Is new funding for childcare just a drop in the ocean for many families?
Yes: Whilst any support for parents is welcome, this is a mere drop in the ocean for families who have borne the burden of government cuts.
House of Commons library figures show an average family with a new born baby is losing £2,000 as a result of Tory and Lib Dem cuts to tax credits, maternity pay and support for new families
The proposals will place increased pressure on nurseries at a time when cuts have led to a shortage of places and a rise in prices, and there is a question mark over whether the government can deliver this without compromising standards. Even if they do, there is no guarantee that the poorest families will stand to benefit because there is an income threshold of £10,000 for parents to qualify, meaning that minimum wage earners and single parents would lose money if they try to work their way out of poverty.
I meet hard-working families all the time who are struggling to cope under this government.
Last year the average cost of looking after a new baby rose 4.5%, compared with a 1.5% increase in average earnings.

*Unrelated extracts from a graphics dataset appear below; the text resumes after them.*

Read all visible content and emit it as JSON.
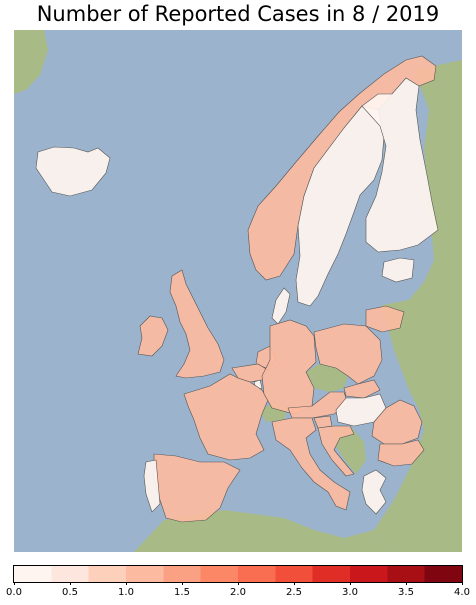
{
  "title": "Number of Reported Cases in 8 / 2019",
  "colors": {
    "sea": "#9bb3cc",
    "land_natural": "#a8ba86",
    "land_north": "#e3e5da",
    "border": "#555555"
  },
  "colorbar": {
    "min": 0.0,
    "max": 4.0,
    "ticks": [
      "0.0",
      "0.5",
      "1.0",
      "1.5",
      "2.0",
      "2.5",
      "3.0",
      "3.5",
      "4.0"
    ],
    "bins": [
      "#fff5f0",
      "#fde6dd",
      "#fcd0bb",
      "#fcbba1",
      "#fba183",
      "#fb8767",
      "#f96e51",
      "#f14f3a",
      "#e02e27",
      "#c9171c",
      "#a80f15",
      "#7f0610"
    ],
    "cmap": "Reds"
  },
  "regions": [
    {
      "name": "Iceland",
      "value": 0.2
    },
    {
      "name": "Norway",
      "value": 1.2
    },
    {
      "name": "Sweden",
      "value": 0.3
    },
    {
      "name": "Finland",
      "value": 0.3
    },
    {
      "name": "Estonia",
      "value": 0.2
    },
    {
      "name": "Denmark",
      "value": 0.3
    },
    {
      "name": "Ireland",
      "value": 1.2
    },
    {
      "name": "United Kingdom",
      "value": 1.2
    },
    {
      "name": "Netherlands",
      "value": 1.2
    },
    {
      "name": "Belgium",
      "value": 1.2
    },
    {
      "name": "Luxembourg",
      "value": 0.3
    },
    {
      "name": "France",
      "value": 1.2
    },
    {
      "name": "Germany",
      "value": 1.2
    },
    {
      "name": "Poland",
      "value": 1.2
    },
    {
      "name": "Lithuania",
      "value": 1.2
    },
    {
      "name": "Slovakia",
      "value": 1.2
    },
    {
      "name": "Austria",
      "value": 1.2
    },
    {
      "name": "Slovenia",
      "value": 1.2
    },
    {
      "name": "Hungary",
      "value": 0.3
    },
    {
      "name": "Croatia",
      "value": 1.2
    },
    {
      "name": "Romania",
      "value": 1.2
    },
    {
      "name": "Bulgaria",
      "value": 1.2
    },
    {
      "name": "Italy",
      "value": 1.2
    },
    {
      "name": "Spain",
      "value": 1.2
    },
    {
      "name": "Portugal",
      "value": 0.2
    },
    {
      "name": "Greece",
      "value": 0.3
    }
  ]
}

Cuts to childcare help through Working Tax Credit are also hitting working families hard.
The Government needs to take radical action to support families by investing heavily in childcare and extending state childcare provision.
Investment in childcare is a no-brainer -- it can create jobs and help parents move into work, thus raising tax revenue and removing parents from state support.
It can also be a strong driver of equality, empowering women and levelling the playing field for disadvantaged children.